The overall population increased by 6,021 or 0.8%, slightly less than last year (6,076) and the year before (6,827) but still quite good given the pandemic. The population growth rate was 0.8%, same as last year but less than the 1% growth rate in 2019, pre-pandemic.
Once again we significantly under-performed our peers in the Maritimes. Nova Scotia’s population increased by 1% and PEI led the country again with a 1.9% growth rate. We were faster growing than the country overall for the first time in forever (shout out to Frozen).

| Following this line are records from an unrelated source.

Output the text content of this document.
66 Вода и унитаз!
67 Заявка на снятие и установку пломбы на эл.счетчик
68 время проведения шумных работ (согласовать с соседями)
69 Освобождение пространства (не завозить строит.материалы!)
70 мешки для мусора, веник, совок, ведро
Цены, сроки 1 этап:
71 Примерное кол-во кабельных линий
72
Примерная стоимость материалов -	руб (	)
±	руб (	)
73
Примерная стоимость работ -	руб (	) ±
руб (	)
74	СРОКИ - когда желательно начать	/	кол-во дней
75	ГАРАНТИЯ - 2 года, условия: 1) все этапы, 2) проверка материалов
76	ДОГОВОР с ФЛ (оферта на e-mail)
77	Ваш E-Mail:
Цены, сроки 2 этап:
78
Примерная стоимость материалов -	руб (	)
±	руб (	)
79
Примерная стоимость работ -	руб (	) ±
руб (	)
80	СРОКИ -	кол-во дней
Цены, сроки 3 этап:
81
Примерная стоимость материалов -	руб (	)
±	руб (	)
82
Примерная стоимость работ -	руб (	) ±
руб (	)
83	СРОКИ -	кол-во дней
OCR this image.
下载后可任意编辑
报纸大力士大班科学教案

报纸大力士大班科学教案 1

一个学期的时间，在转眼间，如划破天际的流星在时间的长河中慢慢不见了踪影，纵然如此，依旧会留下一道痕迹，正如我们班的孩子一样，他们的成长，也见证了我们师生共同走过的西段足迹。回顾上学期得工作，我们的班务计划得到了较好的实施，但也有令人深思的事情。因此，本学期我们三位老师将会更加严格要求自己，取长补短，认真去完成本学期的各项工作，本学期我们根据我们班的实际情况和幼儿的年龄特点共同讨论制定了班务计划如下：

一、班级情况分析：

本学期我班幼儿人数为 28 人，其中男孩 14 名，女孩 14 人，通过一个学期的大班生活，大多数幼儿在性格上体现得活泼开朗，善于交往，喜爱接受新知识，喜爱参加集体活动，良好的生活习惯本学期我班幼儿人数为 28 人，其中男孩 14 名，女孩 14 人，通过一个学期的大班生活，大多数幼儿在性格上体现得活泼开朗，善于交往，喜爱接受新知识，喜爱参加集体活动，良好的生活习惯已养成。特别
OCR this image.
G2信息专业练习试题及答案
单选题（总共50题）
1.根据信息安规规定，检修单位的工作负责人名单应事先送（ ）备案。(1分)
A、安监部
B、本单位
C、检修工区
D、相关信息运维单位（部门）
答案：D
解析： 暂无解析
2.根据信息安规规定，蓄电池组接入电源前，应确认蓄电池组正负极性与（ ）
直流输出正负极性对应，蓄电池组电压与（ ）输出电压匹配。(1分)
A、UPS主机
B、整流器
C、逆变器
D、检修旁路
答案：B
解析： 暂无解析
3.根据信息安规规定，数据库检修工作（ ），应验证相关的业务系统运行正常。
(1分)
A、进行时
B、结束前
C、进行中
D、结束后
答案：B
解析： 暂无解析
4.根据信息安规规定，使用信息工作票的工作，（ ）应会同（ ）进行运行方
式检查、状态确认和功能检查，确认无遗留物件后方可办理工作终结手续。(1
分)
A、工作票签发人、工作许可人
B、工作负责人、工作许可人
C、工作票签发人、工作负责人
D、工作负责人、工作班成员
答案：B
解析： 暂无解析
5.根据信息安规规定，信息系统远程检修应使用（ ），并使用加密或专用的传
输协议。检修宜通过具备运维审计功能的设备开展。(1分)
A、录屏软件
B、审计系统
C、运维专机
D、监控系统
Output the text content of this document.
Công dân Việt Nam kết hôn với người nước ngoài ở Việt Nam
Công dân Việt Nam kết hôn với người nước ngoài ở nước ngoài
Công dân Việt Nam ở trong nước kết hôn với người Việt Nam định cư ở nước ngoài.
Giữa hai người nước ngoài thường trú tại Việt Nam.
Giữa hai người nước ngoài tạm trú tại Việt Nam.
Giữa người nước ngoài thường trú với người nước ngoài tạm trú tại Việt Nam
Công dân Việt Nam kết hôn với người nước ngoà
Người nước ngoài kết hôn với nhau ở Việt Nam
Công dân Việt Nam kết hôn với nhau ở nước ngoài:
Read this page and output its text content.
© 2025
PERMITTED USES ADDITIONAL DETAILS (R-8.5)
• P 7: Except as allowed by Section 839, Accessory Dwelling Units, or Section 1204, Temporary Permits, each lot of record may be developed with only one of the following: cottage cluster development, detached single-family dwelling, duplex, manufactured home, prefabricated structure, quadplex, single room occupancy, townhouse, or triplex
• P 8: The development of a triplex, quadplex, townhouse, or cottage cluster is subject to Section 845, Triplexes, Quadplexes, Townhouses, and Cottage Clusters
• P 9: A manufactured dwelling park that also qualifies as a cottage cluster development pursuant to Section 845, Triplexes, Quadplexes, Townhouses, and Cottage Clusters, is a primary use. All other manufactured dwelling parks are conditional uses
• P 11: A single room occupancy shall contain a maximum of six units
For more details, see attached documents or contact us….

The big concern was the 47% drop in immigration compared to the pre-pandemic 2019. This was tied for the largest percentage point drop with PEI and SK among the 10 provinces. Ontario’s immigrant numbers declined by only 22% in 2021 compared to pre-pandemic 2019. That worries me for reasons covered in a previous post.
The good news was the large influx from other provinces, mostly Ontario. New Brunswick attracted 3,900 (net) from the rest of Canada. Adjusted for population size, however, that dwarfed Nova Scotia – a province that attracted twice as many as New Brunswick adjusted for population size. Even PEI had a higher interprovincial migration rate. A good question would be why? What do the Bluenosers have over the Herringchokers? Was it access to housing? Was it Halifax? Data in the near future should shed light on this. Maybe we need a new nickname.
Where are these interprovincial migrants coming from? Well, Ontario, of course. over 6,100 of them in 2020 to 2021. On a net basis we attracted 3,388 more than we lost to Ontario. However, adjusted for population size we lost more population to Nova Scotia in 2020-2021.
They don’t want our bees but apparently they take people (there is a very prominent sign at the border outlawing illegal immigrant bees, although I’m not sure how they enforce the border).
All in all the past year + 4 months has been a very interesting time economically and demographically across Canada.
If Ontario continues to lose folks to interprovincial migration you can be sure they will make it up through immigration muscling out the smaller provinces. My prediction is this will settle down after the pandemic subsides but when that will be is still in the air – we have added ‘waves’ to the pandemic lexicon.
New Brunswick needs to focus on getting its immigrant numbers back on track in addition to encouraging folks from elsewhere in Canada to move here. By my estimates I think we need to get up to 1.5% per year population growth – skewed towards younger people – to ensure we meet workforce demand into the future.